The briefing, titled Changing the Game: the systemic failure of transformation, identifies three big misconceptions in current approaches to deploying digital technology in government. One is that it slashes administrative costs, while failing to recognise how it can raise needs for extra resources for development, maintenance and redesign.
Hopkirk said senior officials need to recognise that the benefits from investment are often not in the most obvious savings but long term results.
“In the bigger picture, you may come up with a new instrument or way of doing things that actually increases your management costs, but you get benefits in your outcomes somewhere else,” he said. “There’s a net gain overall. It’s a strategic play rather than focusing on salami slicing or cutting budgets.”
The briefing’s second criticism is that everything has to be user-focused, with a strong emphasis on the interface, without sufficient attention to transforming processes.
Eye of beholder
“It’s one of these things in the eye of the beholder,” Hopkirk said. “If your scope is about doing something about the user interface, then go ahead and do it.
“But if you have a bigger scope, you can ask why you don’t change the process rather than just the interface. Not everything is about the front end.
“The point of the paper is about focusing on the policies and the instruments, not the means of delivering them.”
Third is a failure to recognise that government and public administration are rooted in nations’ constitutions, policy and law, and that rationalisation often needs changes in these areas as well as technology solutions.

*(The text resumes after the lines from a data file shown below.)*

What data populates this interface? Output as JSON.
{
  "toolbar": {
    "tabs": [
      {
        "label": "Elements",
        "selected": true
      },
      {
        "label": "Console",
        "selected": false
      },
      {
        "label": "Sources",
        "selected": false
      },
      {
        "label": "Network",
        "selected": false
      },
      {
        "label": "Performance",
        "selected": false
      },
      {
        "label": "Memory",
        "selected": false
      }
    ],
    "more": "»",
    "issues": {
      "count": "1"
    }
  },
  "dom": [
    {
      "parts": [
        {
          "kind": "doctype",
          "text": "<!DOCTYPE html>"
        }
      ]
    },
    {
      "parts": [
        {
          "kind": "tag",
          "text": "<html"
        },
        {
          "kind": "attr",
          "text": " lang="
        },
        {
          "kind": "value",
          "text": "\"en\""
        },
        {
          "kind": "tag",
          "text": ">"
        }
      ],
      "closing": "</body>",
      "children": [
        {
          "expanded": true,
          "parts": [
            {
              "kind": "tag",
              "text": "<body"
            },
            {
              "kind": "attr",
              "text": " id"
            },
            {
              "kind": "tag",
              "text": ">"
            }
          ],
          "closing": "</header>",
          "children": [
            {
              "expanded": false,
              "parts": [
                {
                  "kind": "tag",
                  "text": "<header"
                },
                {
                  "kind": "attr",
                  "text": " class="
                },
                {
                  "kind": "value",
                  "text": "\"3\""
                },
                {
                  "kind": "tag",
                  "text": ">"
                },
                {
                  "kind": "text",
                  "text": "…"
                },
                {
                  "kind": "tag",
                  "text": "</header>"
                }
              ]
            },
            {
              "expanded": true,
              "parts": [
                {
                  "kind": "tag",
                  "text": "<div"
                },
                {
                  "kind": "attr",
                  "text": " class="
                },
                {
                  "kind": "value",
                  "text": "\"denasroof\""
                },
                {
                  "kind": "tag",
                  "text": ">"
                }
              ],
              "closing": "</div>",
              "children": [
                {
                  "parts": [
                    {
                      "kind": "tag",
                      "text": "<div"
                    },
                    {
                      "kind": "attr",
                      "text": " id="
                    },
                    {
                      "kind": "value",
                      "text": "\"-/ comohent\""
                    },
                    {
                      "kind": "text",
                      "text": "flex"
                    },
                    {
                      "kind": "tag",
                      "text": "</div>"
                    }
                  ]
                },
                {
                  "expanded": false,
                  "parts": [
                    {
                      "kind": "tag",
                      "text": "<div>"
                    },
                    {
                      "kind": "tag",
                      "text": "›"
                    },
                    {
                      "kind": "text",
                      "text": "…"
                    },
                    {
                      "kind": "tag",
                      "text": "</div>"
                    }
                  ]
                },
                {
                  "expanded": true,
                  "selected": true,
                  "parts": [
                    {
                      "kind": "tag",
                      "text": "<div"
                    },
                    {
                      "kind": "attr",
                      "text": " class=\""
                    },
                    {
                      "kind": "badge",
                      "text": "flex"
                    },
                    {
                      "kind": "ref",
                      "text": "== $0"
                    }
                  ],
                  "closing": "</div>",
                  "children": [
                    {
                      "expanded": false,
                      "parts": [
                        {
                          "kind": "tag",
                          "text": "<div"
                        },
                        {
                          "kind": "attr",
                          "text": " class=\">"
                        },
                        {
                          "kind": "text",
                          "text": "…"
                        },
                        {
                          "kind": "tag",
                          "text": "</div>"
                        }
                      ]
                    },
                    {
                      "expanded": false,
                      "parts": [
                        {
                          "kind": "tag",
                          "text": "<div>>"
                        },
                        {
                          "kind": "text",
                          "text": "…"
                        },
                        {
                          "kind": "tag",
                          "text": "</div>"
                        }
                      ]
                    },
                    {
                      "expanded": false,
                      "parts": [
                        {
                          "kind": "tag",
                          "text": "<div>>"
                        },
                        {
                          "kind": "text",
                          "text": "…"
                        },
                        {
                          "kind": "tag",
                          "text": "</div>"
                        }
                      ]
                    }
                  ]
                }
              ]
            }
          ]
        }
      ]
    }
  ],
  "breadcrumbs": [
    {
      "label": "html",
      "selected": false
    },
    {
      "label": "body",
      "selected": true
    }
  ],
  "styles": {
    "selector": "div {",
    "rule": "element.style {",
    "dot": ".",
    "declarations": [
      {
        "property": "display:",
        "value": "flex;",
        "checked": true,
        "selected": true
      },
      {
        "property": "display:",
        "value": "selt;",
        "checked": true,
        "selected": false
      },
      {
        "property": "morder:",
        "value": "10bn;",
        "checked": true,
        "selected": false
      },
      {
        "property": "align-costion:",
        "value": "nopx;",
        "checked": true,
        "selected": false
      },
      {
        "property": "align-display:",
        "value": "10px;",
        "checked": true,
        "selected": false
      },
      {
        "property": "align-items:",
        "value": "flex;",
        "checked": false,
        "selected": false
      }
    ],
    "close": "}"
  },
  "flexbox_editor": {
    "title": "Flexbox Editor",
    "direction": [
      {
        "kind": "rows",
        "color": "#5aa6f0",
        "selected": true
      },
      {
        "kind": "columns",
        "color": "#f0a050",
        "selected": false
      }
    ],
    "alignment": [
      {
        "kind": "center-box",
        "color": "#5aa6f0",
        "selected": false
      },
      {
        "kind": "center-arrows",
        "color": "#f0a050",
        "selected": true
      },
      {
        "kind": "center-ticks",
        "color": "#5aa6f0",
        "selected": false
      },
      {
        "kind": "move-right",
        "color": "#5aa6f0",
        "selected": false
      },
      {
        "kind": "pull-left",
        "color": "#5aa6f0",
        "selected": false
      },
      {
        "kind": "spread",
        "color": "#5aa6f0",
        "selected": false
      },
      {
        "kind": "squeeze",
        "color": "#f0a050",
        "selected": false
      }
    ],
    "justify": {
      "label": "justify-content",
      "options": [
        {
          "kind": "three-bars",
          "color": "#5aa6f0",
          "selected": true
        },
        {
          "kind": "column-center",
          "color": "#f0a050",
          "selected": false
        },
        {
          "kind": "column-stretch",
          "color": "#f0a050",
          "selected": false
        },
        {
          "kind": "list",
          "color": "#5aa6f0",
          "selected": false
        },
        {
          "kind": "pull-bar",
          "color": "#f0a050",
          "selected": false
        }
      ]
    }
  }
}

Hopkirk added that, overall, the digital chiefs in public authorities need to work more closely with those in policy, finance and other areas – reflecting Socitm’s long standing position that chief information officers and IT heads should aim for roles in the boardroom of public authorities.
“It’s not something the IT and digital people can do on their own. They’re part of a larger group, with colleagues in local government and all the other layers of government and service provision, who all need to be thinking about doing things in different ways – together, not individually.

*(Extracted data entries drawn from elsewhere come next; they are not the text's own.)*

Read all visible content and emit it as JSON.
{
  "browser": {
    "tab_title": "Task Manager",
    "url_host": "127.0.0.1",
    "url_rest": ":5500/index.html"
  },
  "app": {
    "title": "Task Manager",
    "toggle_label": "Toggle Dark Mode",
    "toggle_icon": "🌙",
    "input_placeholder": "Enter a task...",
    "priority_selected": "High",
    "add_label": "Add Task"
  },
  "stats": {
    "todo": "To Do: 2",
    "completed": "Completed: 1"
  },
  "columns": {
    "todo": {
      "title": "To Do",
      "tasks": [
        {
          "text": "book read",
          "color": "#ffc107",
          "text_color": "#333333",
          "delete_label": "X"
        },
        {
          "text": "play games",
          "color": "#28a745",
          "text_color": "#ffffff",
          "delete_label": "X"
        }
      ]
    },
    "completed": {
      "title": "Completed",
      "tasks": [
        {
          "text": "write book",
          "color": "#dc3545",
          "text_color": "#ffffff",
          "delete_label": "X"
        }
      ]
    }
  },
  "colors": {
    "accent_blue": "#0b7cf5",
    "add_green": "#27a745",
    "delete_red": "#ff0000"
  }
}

“To be really transformational and affect the whole thing, all of the experts need to be brought to bear and think not just about how to do things more cheaply, but about how we organise things in a different way.”
Socitm related the needs to an earlier paper it published with the Society of Local Authority Chief Executives, Simplify, Standardise and Share, which urges organisation to take a high level strategic approach to improve public services.
Head of policy Martin Ferguson referred to a paper from Brunel University claiming that public sector digital transformation changes had been mainly cosmetic.
He said: “Socitm and Local CIO Council are actively pursuing this approach in our contributions to developing plans and actions for health and social care integration and for cybersecurity and resilience. The Brunel critique of past e-government and current digital transformation programmes is timely and thoughtful, challenging us to reserve the term “transformation” only for when it is fully justified.”